As expectativas de inflação para 2026 e 2027 estão "acima da meta" de 3%, segundo o BCB, ao destacar que "segue acompanhando os impactos do contexto geopolítico na inflação brasileira".
Contudo, o Banco Central prevê a possibilidade de uma "flexibilização da política monetária" a partir da próxima reunião do Copom em março.
Em 2025, a principal economia da América Latina esteve condicionada por fortes tensões comerciais com os Estados Unidos.
O presidente americano, Donald Trump, impôs em agosto tarifas de até 50% sobre os produtos brasileiros.
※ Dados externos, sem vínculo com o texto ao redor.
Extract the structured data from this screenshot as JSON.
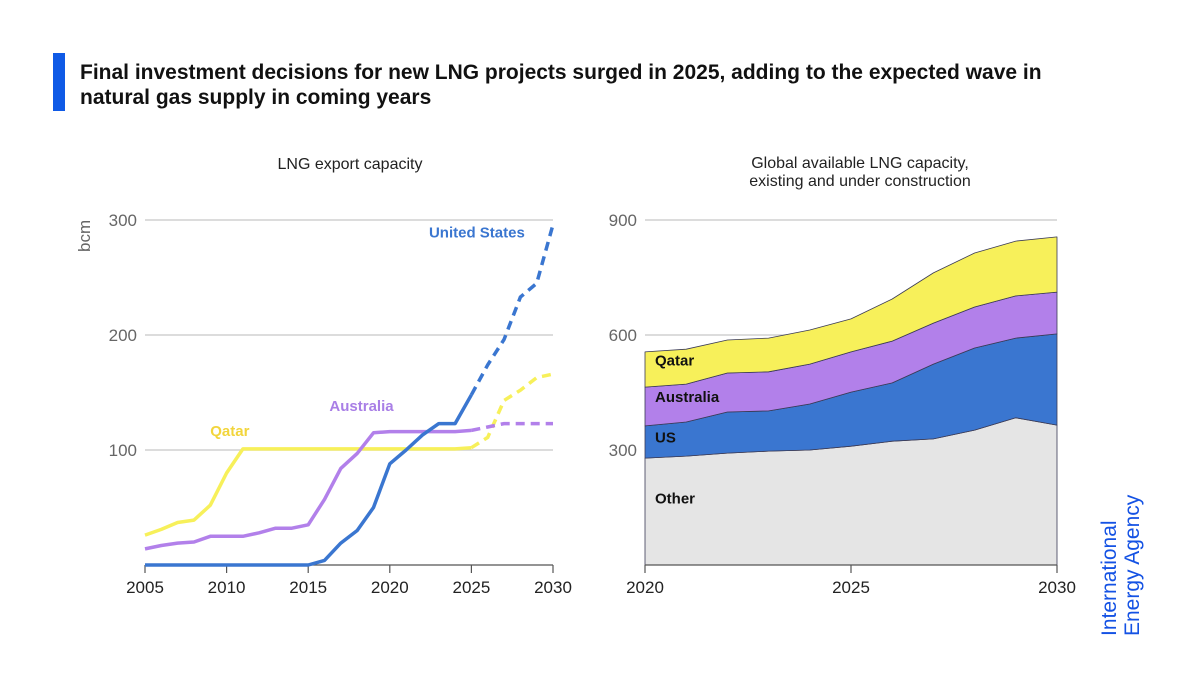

Após uma aproximação do governo Lula, Washington anunciou isenções para vários setores, incluindo o café e a carne bovina, dos quais o Brasil é o maior produtor e exportador mundial.
- 'Absurdo' -
Alguns operadores do mercado esperavam uma redução da Selic em janeiro, após a desaceleração da inflação em 2025, que fechou em 4,26%, dentro da margem de tolerância estabelecida pelas autoridades monetárias.
Lula, que não esconde sua intenção de concorrer a um quarto mandato nas eleições de outubro, comemorou o alívio inflacionário.
Mas a decisão de manter o nível da taxa básica de juros está em linha com o antecipado por analistas no último boletim Focus do Banco Central.
O BCB elevou a Selic por sete vezes consecutivas entre setembro de 2024 e junho de 2025, e a deixou inalterada em julho, setembro, novembro e dezembro do ano passado.
A inflação pode cair para 4,00% em 2026, segundo as estimativas das instituições financeiras consultadas pelo Focus.
Lula tem criticado repetidamente o Banco Central por manter juros elevados, com o argumento de que prejudicam o crescimento econômico do país.
Uma redução da Selic facilita a concessão de crédito, o que dá impulso ao consumo e aos investimentos.
A ministra de Relações Institucionais, Gleisi Hoffmann, classificou, nesta quarta, de "um absurdo" a manutenção da taxa em 15%, segundo declarações difundidas pela imprensa brasileira antes do anúncio da decisão do Copom.